Stock Price Forecasting Using BERT And GAN
3 main points
✔️ Approach to stock price prediction using GAN
✔️ Using finBERT to input the results of financial market sentiment analysis
✔️ Succeeded in producing better results than previous models
Stock price prediction using BERT and GAN
written by Priyank Sonkiya, Vikas Bajpai, Anukriti Bansal
(Submitted on 18 Jun 2021)
Comments: Published on arxiv.
Subjects: Statistical Finance (q-fin.ST); Computation and Language (cs.CL); Machine Learning (cs.LG) Computing (cs.NE)
The images used in this article are from the paper or created based on it.
Outline of Research
Technical analysis using technical indicators related to stock prices (e.g., moving averages) is generally widespread as a method for predicting movements in financial markets. Recently, stock price prediction using neural networks has become possible to some extent due to the development of computer performance and technology. In this paper, we propose a model with a GAN architecture that outperforms the performance of the previous models; GAN was originally proposed for image generation, but the proposed model generates one-dimensional arrays of data. In addition to various market data such as stock prices, technical indicators, etc., the results of sentiment analysis on financial markets using BERT were used for the training. it has been said in previous papers that GAN-based models perform well in predicting financial markets. The current model successfully outperforms the previous model.

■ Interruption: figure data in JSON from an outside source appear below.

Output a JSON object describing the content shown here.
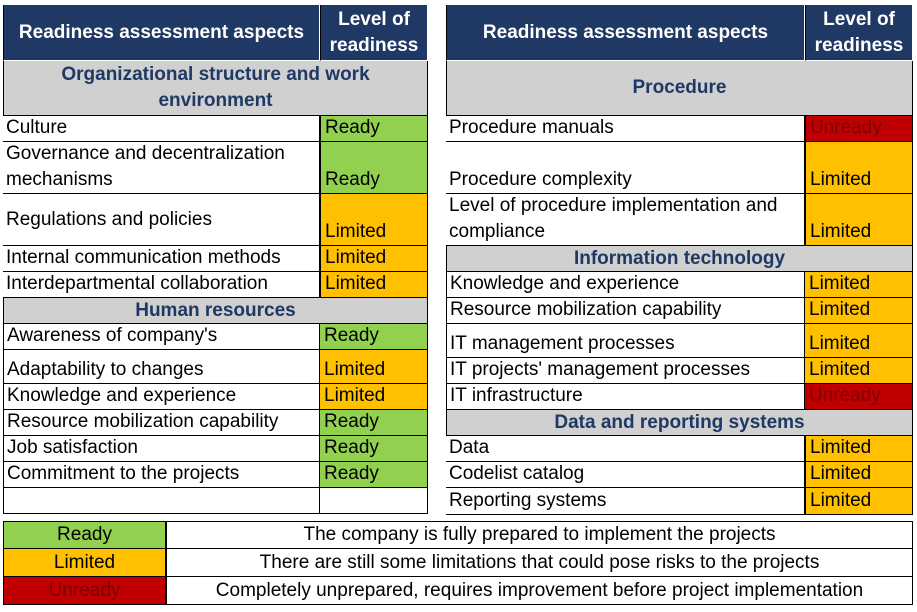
{
  "colors": {
    "header": "#1f3864",
    "section": "#d0d0d0",
    "ready": "#92d050",
    "limited": "#ffc000",
    "unready": "#c00000"
  },
  "left": {
    "header": {
      "aspects": "Readiness assessment aspects",
      "level": "Level of readiness"
    },
    "sections": [
      {
        "title": "Organizational structure and work environment",
        "rows": [
          {
            "aspect": "Culture",
            "level": "Ready"
          },
          {
            "aspect": "Governance and decentralization mechanisms",
            "level": "Ready"
          },
          {
            "aspect": "Regulations and policies",
            "level": "Limited"
          },
          {
            "aspect": "Internal communication methods",
            "level": "Limited"
          },
          {
            "aspect": "Interdepartmental collaboration",
            "level": "Limited"
          }
        ]
      },
      {
        "title": "Human resources",
        "rows": [
          {
            "aspect": "Awareness of company's",
            "level": "Ready"
          },
          {
            "aspect": "Adaptability to changes",
            "level": "Limited"
          },
          {
            "aspect": "Knowledge and experience",
            "level": "Limited"
          },
          {
            "aspect": "Resource mobilization capability",
            "level": "Ready"
          },
          {
            "aspect": "Job satisfaction",
            "level": "Ready"
          },
          {
            "aspect": "Commitment to the projects",
            "level": "Ready"
          },
          {
            "aspect": "",
            "level": ""
          }
        ]
      }
    ]
  },
  "right": {
    "header": {
      "aspects": "Readiness assessment aspects",
      "level": "Level of readiness"
    },
    "sections": [
      {
        "title": "Procedure",
        "rows": [
          {
            "aspect": "Procedure manuals",
            "level": "Unready"
          },
          {
            "aspect": "Procedure complexity",
            "level": "Limited"
          },
          {
            "aspect": "Level of procedure implementation and compliance",
            "level": "Limited"
          }
        ]
      },
      {
        "title": "Information technology",
        "rows": [
          {
            "aspect": "Knowledge and experience",
            "level": "Limited"
          },
          {
            "aspect": "Resource mobilization capability",
            "level": "Limited"
          },
          {
            "aspect": "IT management processes",
            "level": "Limited"
          },
          {
            "aspect": "IT projects' management processes",
            "level": "Limited"
          },
          {
            "aspect": "IT infrastructure",
            "level": "Unready"
          }
        ]
      },
      {
        "title": "Data and reporting systems",
        "rows": [
          {
            "aspect": "Data",
            "level": "Limited"
          },
          {
            "aspect": "Codelist catalog",
            "level": "Limited"
          },
          {
            "aspect": "Reporting systems",
            "level": "Limited"
          }
        ]
      }
    ]
  },
  "legend": [
    {
      "level": "Ready",
      "description": "The company is fully prepared to implement the projects"
    },
    {
      "level": "Limited",
      "description": "There are still some limitations that could pose risks to the projects"
    },
    {
      "level": "Unready",
      "description": "Completely unprepared, requires improvement before project implementation"
    }
  ]
}
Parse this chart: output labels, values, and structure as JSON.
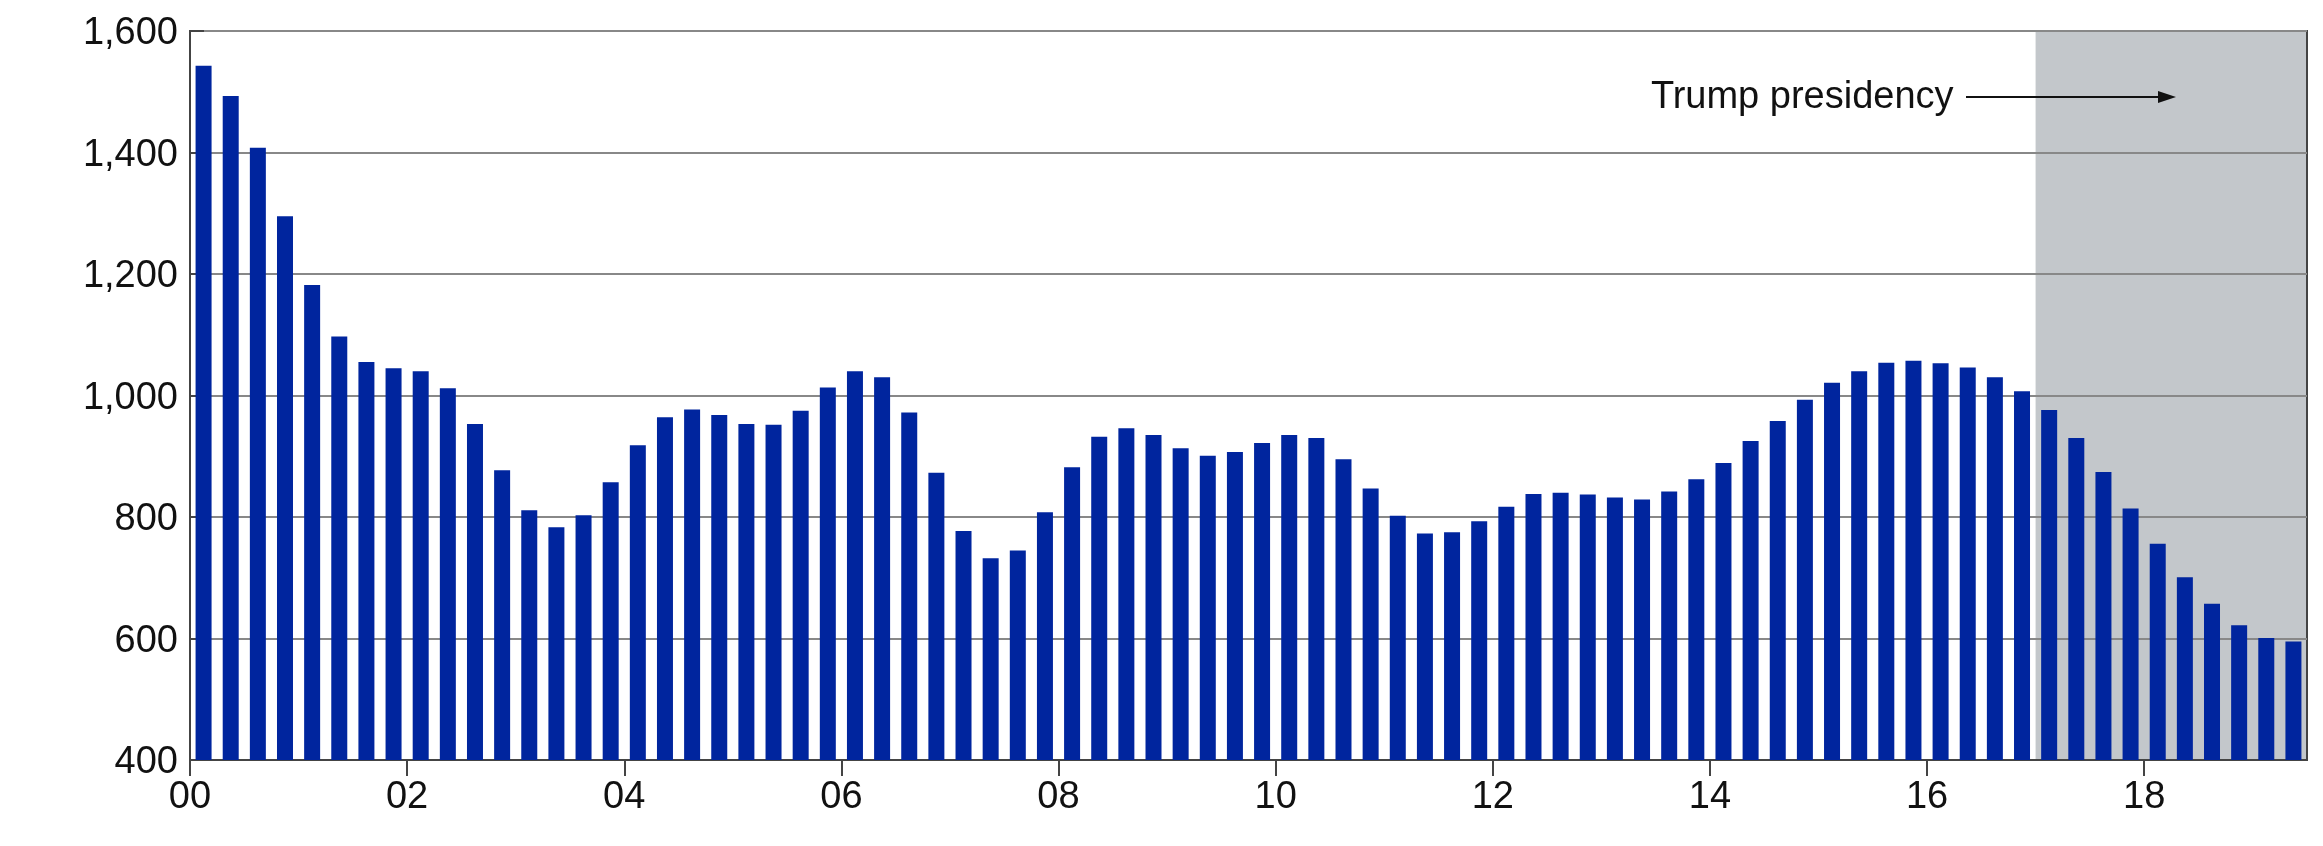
{
  "chart_data": {
    "type": "bar",
    "color": "#00259e",
    "x": [
      2000.125,
      2000.375,
      2000.625,
      2000.875,
      2001.125,
      2001.375,
      2001.625,
      2001.875,
      2002.125,
      2002.375,
      2002.625,
      2002.875,
      2003.125,
      2003.375,
      2003.625,
      2003.875,
      2004.125,
      2004.375,
      2004.625,
      2004.875,
      2005.125,
      2005.375,
      2005.625,
      2005.875,
      2006.125,
      2006.375,
      2006.625,
      2006.875,
      2007.125,
      2007.375,
      2007.625,
      2007.875,
      2008.125,
      2008.375,
      2008.625,
      2008.875,
      2009.125,
      2009.375,
      2009.625,
      2009.875,
      2010.125,
      2010.375,
      2010.625,
      2010.875,
      2011.125,
      2011.375,
      2011.625,
      2011.875,
      2012.125,
      2012.375,
      2012.625,
      2012.875,
      2013.125,
      2013.375,
      2013.625,
      2013.875,
      2014.125,
      2014.375,
      2014.625,
      2014.875,
      2015.125,
      2015.375,
      2015.625,
      2015.875,
      2016.125,
      2016.375,
      2016.625,
      2016.875,
      2017.125,
      2017.375,
      2017.625,
      2017.875,
      2018.125,
      2018.375,
      2018.625,
      2018.875,
      2019.125,
      2019.375
    ],
    "values": [
      1543,
      1493,
      1408,
      1295,
      1182,
      1097,
      1055,
      1045,
      1040,
      1012,
      953,
      877,
      811,
      783,
      803,
      857,
      918,
      964,
      977,
      968,
      953,
      952,
      975,
      1013,
      1040,
      1030,
      972,
      873,
      777,
      732,
      745,
      808,
      882,
      932,
      946,
      935,
      913,
      901,
      907,
      922,
      935,
      930,
      895,
      847,
      802,
      773,
      775,
      793,
      817,
      838,
      840,
      837,
      832,
      829,
      842,
      862,
      889,
      925,
      958,
      993,
      1021,
      1040,
      1054,
      1057,
      1053,
      1046,
      1030,
      1007,
      976,
      930,
      874,
      814,
      756,
      701,
      657,
      622,
      601,
      595
    ],
    "xlim": [
      2000,
      2019.5
    ],
    "xticks": [
      {
        "value": 2000,
        "label": "00"
      },
      {
        "value": 2002,
        "label": "02"
      },
      {
        "value": 2004,
        "label": "04"
      },
      {
        "value": 2006,
        "label": "06"
      },
      {
        "value": 2008,
        "label": "08"
      },
      {
        "value": 2010,
        "label": "10"
      },
      {
        "value": 2012,
        "label": "12"
      },
      {
        "value": 2014,
        "label": "14"
      },
      {
        "value": 2016,
        "label": "16"
      },
      {
        "value": 2018,
        "label": "18"
      }
    ],
    "ylim": [
      400,
      1600
    ],
    "yticks": [
      {
        "value": 400,
        "label": "400"
      },
      {
        "value": 600,
        "label": "600"
      },
      {
        "value": 800,
        "label": "800"
      },
      {
        "value": 1000,
        "label": "1,000"
      },
      {
        "value": 1200,
        "label": "1,200"
      },
      {
        "value": 1400,
        "label": "1,400"
      },
      {
        "value": 1600,
        "label": "1,600"
      }
    ],
    "grid": "y",
    "bands": [
      {
        "axis": "x",
        "from": 2017,
        "to": 2019.5,
        "label": "Trump presidency",
        "color": "#c3c7cb"
      }
    ]
  }
}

The following is a rough breakdown of the datasets used.
- Apple.inc Stock Price Data
- Stock indices of the U.S. market such as S&P500, NASDAQ100, NYSE, etc.
- Stock indices of London, India, Tokyo, Hong Kong, Shanghai, and Chicago stock exchanges
- Commodity price data for so-called commodities such as gold, crude oil, and the US dollar
- Stock prices of companies known as Big Tech, such as Microsoft, Amazon, and Google
- Results of sentiment analysis of Seeking Alpha news and headlines using FinBERT
This forecast covers the stocks of Apple. inc. The stock price data was downloaded from Yahoo Finance. The period used is 10 years, from July 2010 to July 2020. For the stock price data, in addition to the low, high, opening, closing, volume, and adjusted closing prices*, technical indicators were also used.
To obtain a continuous view of the stock price before and after the implementation of the stock split, the closing price before the implementation of the stock split is adjusted to the post-split value and is referred to as the "adjusted closing price. Adjusted closing price - Yahoo! Finance
The technical indicators used were as follows
- Simple moving average of 7, 21 days
- A line connecting the average closing prices for the specified number of days
- Bollinger band
- The image of the deviation value at the time of the examination
- MACD (Moving Average Convergence Diffusion)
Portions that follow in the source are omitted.